On one side you have the “check box” philosophy where students just have to perform a skill, not necessarily well (Though skills are supposed to be “fluid, comfortable, and repeatable.” Students may need remedial training which may be addressed in the course. Or the instructor may place students on their knees as mentioned here. I didn’t see the video so I cannot comment.
On the other side, you have the philosophy of objective standards. There is a student needs remedial training, they either go practice and achieve the proficiency required before starting the intended course. Or they seek proper training to have those required skills. Only once ready, then students are trained with the new material and evaluated. If they cannot perform the skills at the required level, they do not get certification. In this philosophy, certification cards are not participation trophies. Students may need to go practice and then schedule retesting with their instructor in order to earn certification.
We all know that the market overall is dominated by the former philosophy. For recreational diving, I don’t like it, but I begrudgingly accept it. Not everyone lives near dive sites where they can easily go dive before/after work and every weekend (like me). Most are landlocked and while they may choose not to dive in local lakes/rivers/quarries, they instead dive once in a while on vacation. They demand a checkbox course as they will not have time to practice skills to master them and will likely go to a different dive destination on their next vacation. Even if they were going to go back the next year, their instructor may have moved on.
So ultimately, we have a good versus evil battle here. Guess which one I think corresponds to good and to evil.
Seriously, no one answer that.
I'm not sure I agree it's that black and white.
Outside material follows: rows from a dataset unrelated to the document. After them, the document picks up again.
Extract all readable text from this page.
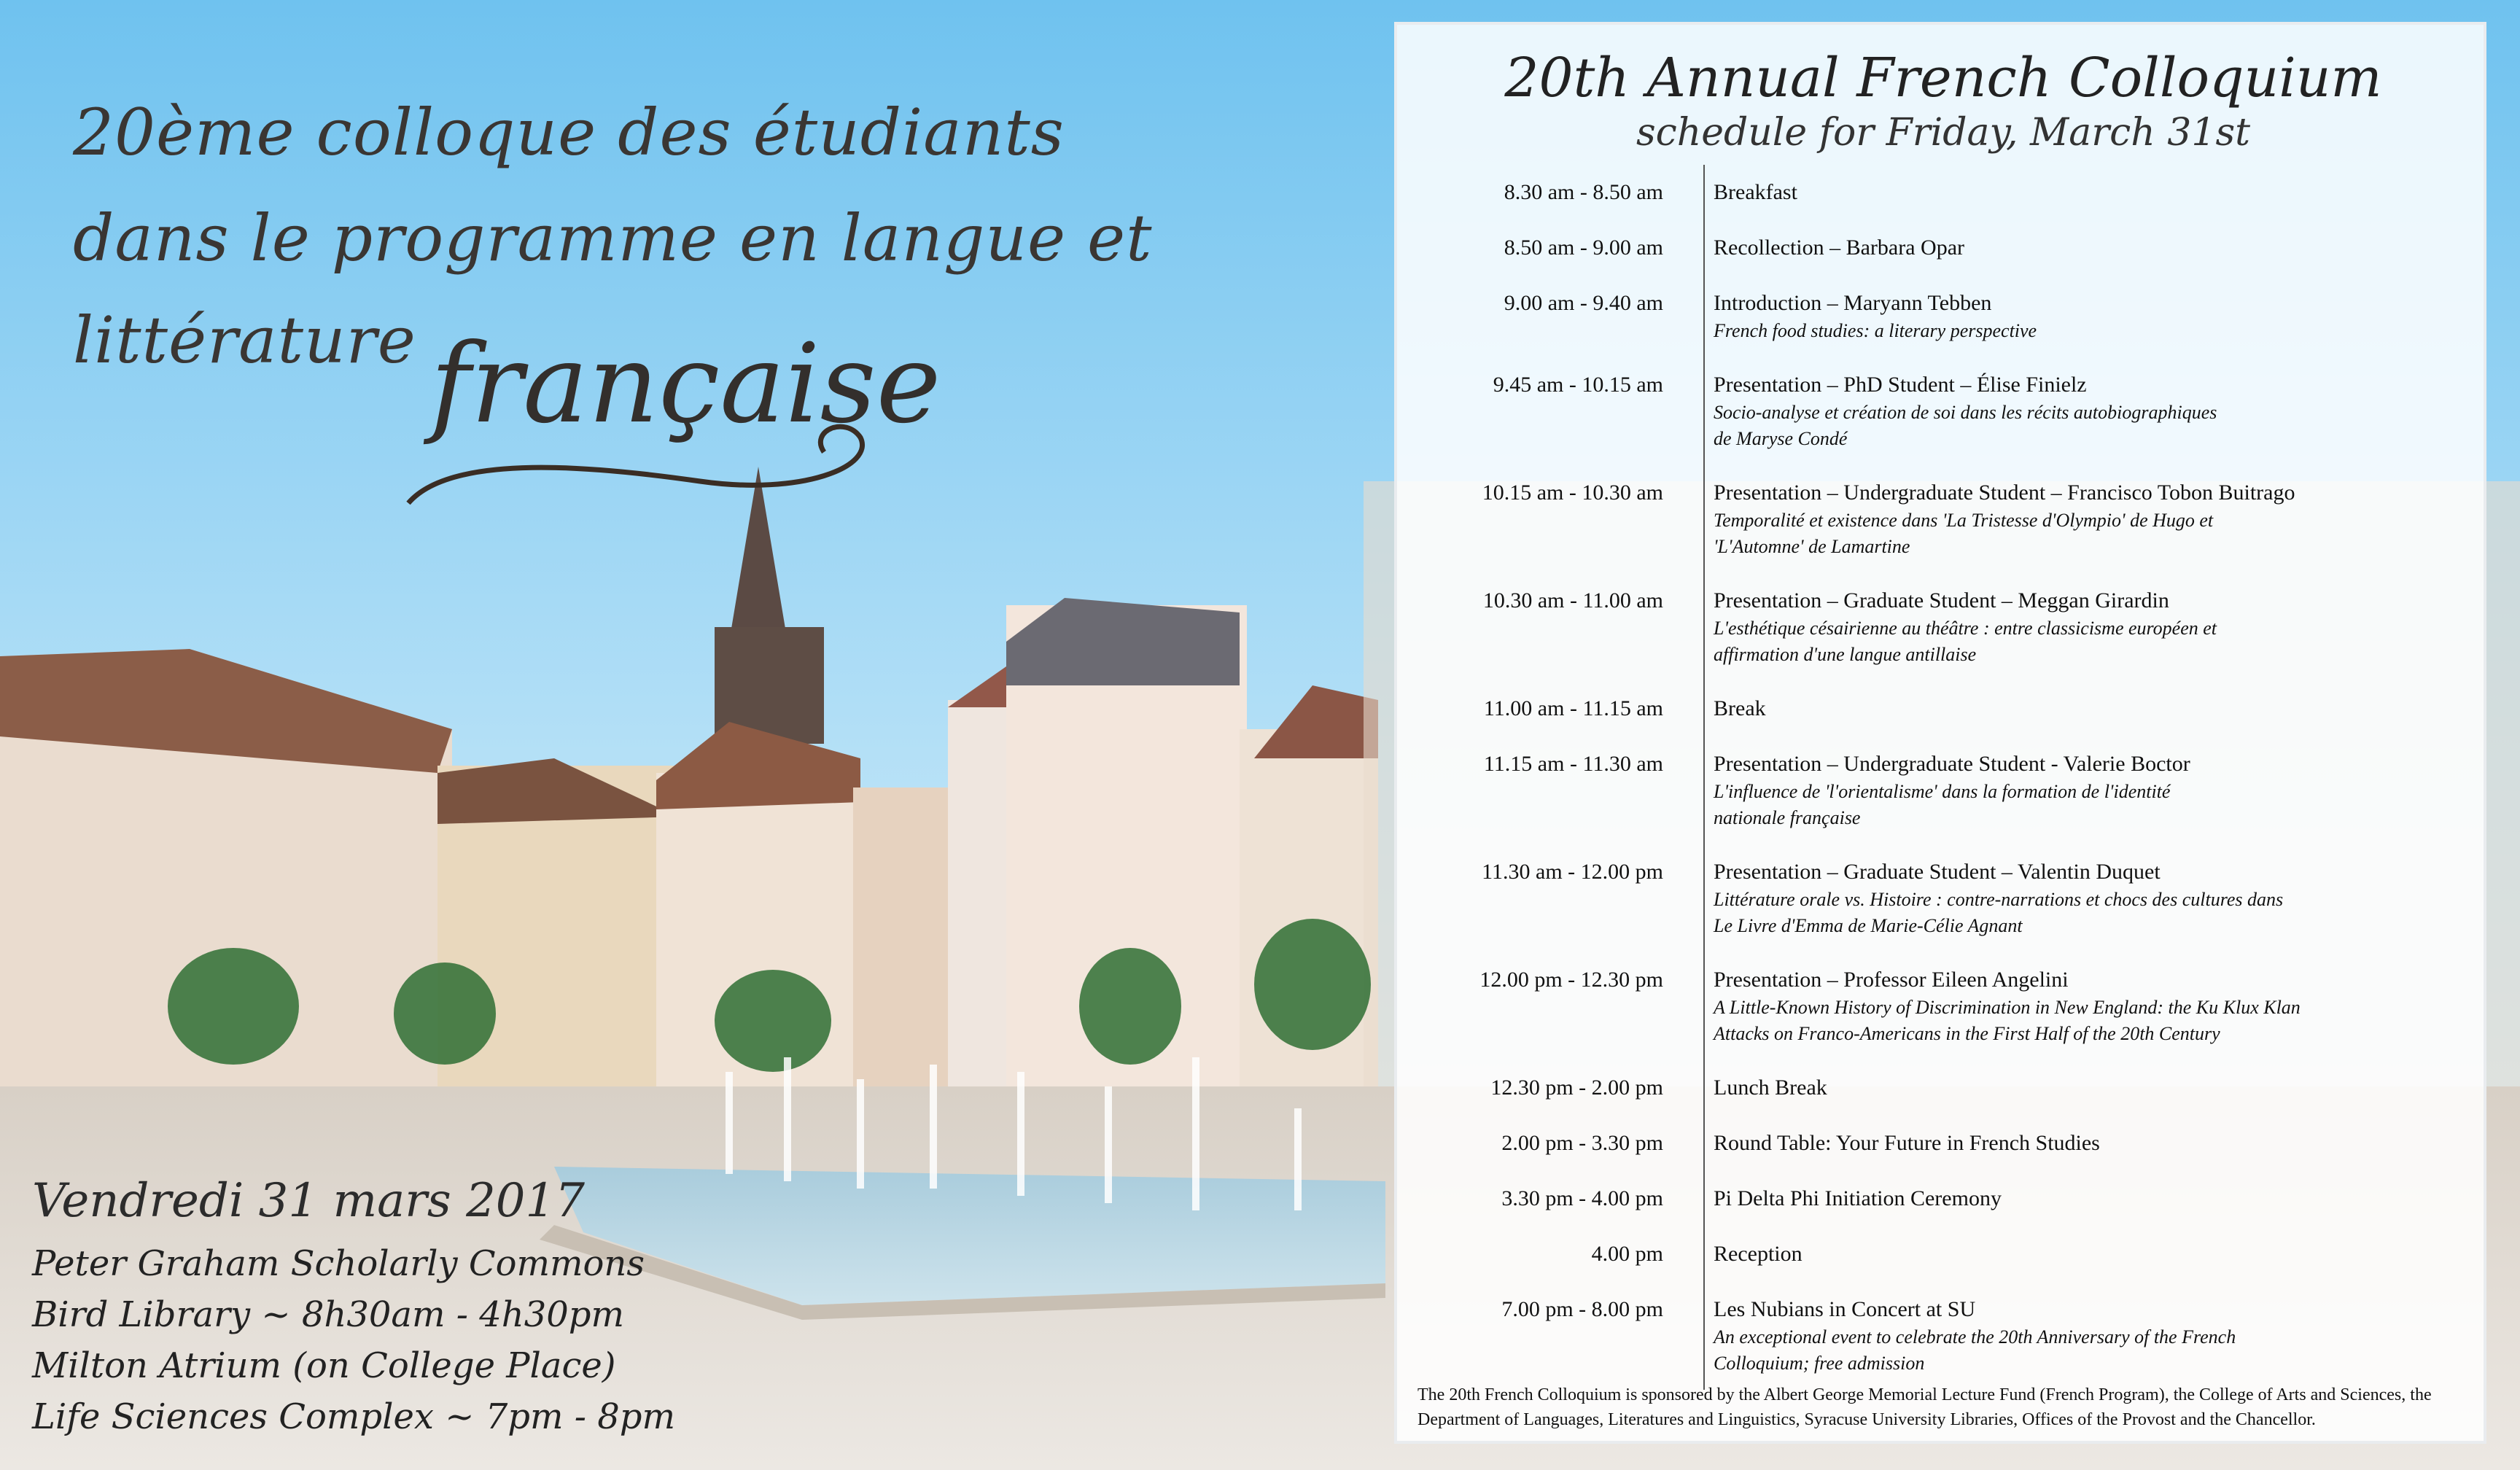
20ème colloque des étudiants
dans le programme en langue et
littérature française
Vendredi 31 mars 2017
Peter Graham Scholarly Commons
Bird Library ~ 8h30am - 4h30pm
Milton Atrium (on College Place)
Life Sciences Complex ~ 7pm - 8pm
20th Annual French Colloquium
schedule for Friday, March 31st
8.30 am - 8.50 am	Breakfast
8.50 am - 9.00 am	Recollection – Barbara Opar
9.00 am - 9.40 am	Introduction – Maryann Tebben
French food studies: a literary perspective
9.45 am - 10.15 am	Presentation – PhD Student – Élise Finielz
Socio-analyse et création de soi dans les récits autobiographiques
de Maryse Condé
10.15 am - 10.30 am	Presentation – Undergraduate Student – Francisco Tobon Buitrago
Temporalité et existence dans 'La Tristesse d'Olympio' de Hugo et
'L'Automne' de Lamartine
10.30 am - 11.00 am	Presentation – Graduate Student – Meggan Girardin
L'esthétique césairienne au théâtre : entre classicisme européen et
affirmation d'une langue antillaise
11.00 am - 11.15 am	Break
11.15 am - 11.30 am	Presentation – Undergraduate Student - Valerie Boctor
L'influence de 'l'orientalisme' dans la formation de l'identité
nationale française
11.30 am - 12.00 pm	Presentation – Graduate Student – Valentin Duquet
Littérature orale vs. Histoire : contre-narrations et chocs des cultures dans
Le Livre d'Emma de Marie-Célie Agnant
12.00 pm - 12.30 pm	Presentation – Professor Eileen Angelini
A Little-Known History of Discrimination in New England: the Ku Klux Klan
Attacks on Franco-Americans in the First Half of the 20th Century
12.30 pm - 2.00 pm	Lunch Break
2.00 pm - 3.30 pm	Round Table: Your Future in French Studies
3.30 pm - 4.00 pm	Pi Delta Phi Initiation Ceremony
4.00 pm	Reception
7.00 pm - 8.00 pm	Les Nubians in Concert at SU
An exceptional event to celebrate the 20th Anniversary of the French
Colloquium; free admission
The 20th French Colloquium is sponsored by the Albert George Memorial Lecture Fund (French Program), the College of Arts and Sciences, the Department of Languages, Literatures and Linguistics, Syracuse University Libraries, Offices of the Provost and the Chancellor.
I think there's a significant difference in divers who think that "only when it's important," and "it's important all the time." The first are divers who think it's fine for a technical instructor on an advanced course to allow, and indeed promote, breaking trim and neutral buoyancy whole doing skills because it's those are not important to the specific skill. The latter are divers who think that you never do those things unless it's an exception. One group identifies the action as an exception, one group identifies the action as a rule. Some divers only recognize an exception as viable when it's an exception to some other factor. Some see these as standards violations, others do not. And it appears that there are opinions all along the spectrum between the two, and what constitutes a grey area is different for each diver.
Either way, it's clear that there are distinctions on what people consider acceptable behavior from students and instructors.